真不是他故意要黑這位教練的,只是這位教練有些訓練方式風險太大。不說別的,就單單攀崖這一件,一個不小心,后半輩子都可能癱瘓在床的。
“我合理懷疑這位三船教練是打著訓練的旗號以達成他折磨人的樂趣。”丸井想到這里,鄭重其事地點了點頭。
仁王朝著丸井豎起了大拇指,說“文太豬,這次我贊同你。三船教練給人的感覺真的很像在拿我們發泄情緒,uri”
“對吧,還有,白毛狐貍,不要叫我文太豬。”明明已經沒多少力氣了,丸井文太卻還不忘糾正仁王對自己的稱呼。
“其實有很多心理壓力大的人,就喜歡以折磨人來解壓。”醫學生柳生同學回想起自己家醫院收治的某些心理變態的精神病人,很難控制住大腦的聯想。

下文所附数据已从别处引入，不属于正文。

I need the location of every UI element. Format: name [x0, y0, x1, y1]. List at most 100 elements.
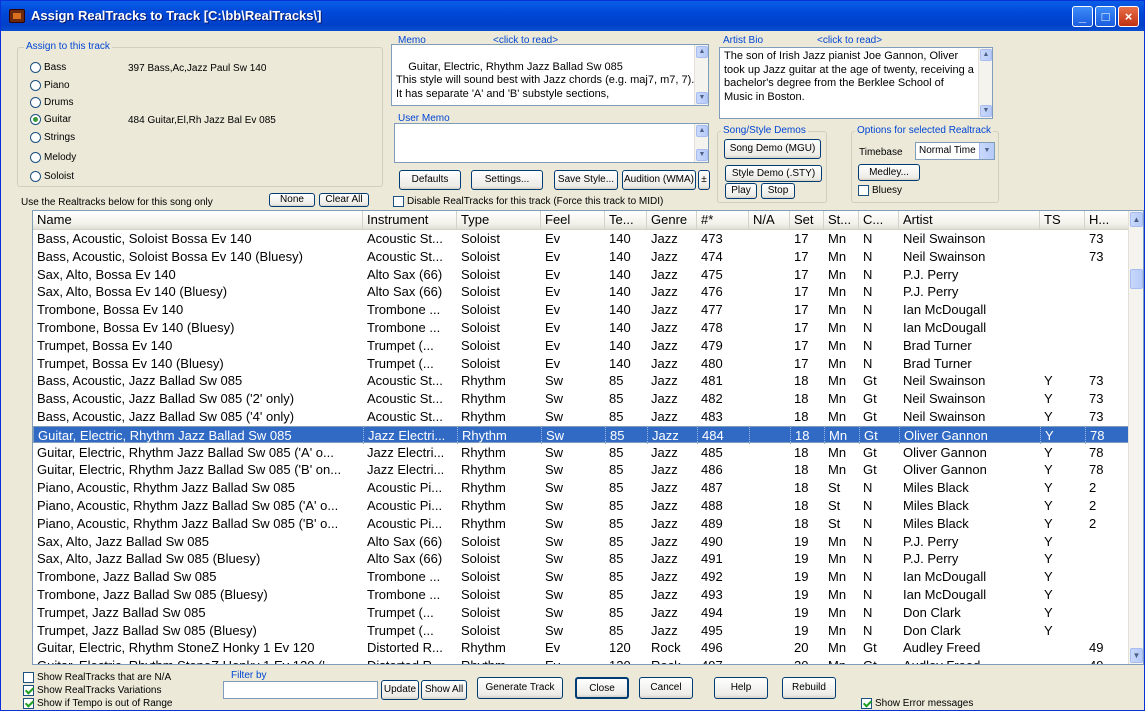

“哎居然是在折磨我們嗎”切原神游天外了半天才反應過來前輩們的對話“那我們是不是得反抗我們這么多人總能打過那個野人教練吧。”
久仁不贊同地搖了搖頭,語重心長地勸說“赤也,以暴制暴是不對的,要運用法律這把尖銳的武器來懲治惡人。所以”久仁臉色一變,雙手合十貼在臉側,笑瞇瞇地看上去單純又無害“所以,我們還是報警吧,讓警察叔叔來幫忙。”
他再次苦口婆心地勸導和他一同墜入苦海的同伴們,既然他們已經陷入了危機,果然還是請求法律的保護才是上上策。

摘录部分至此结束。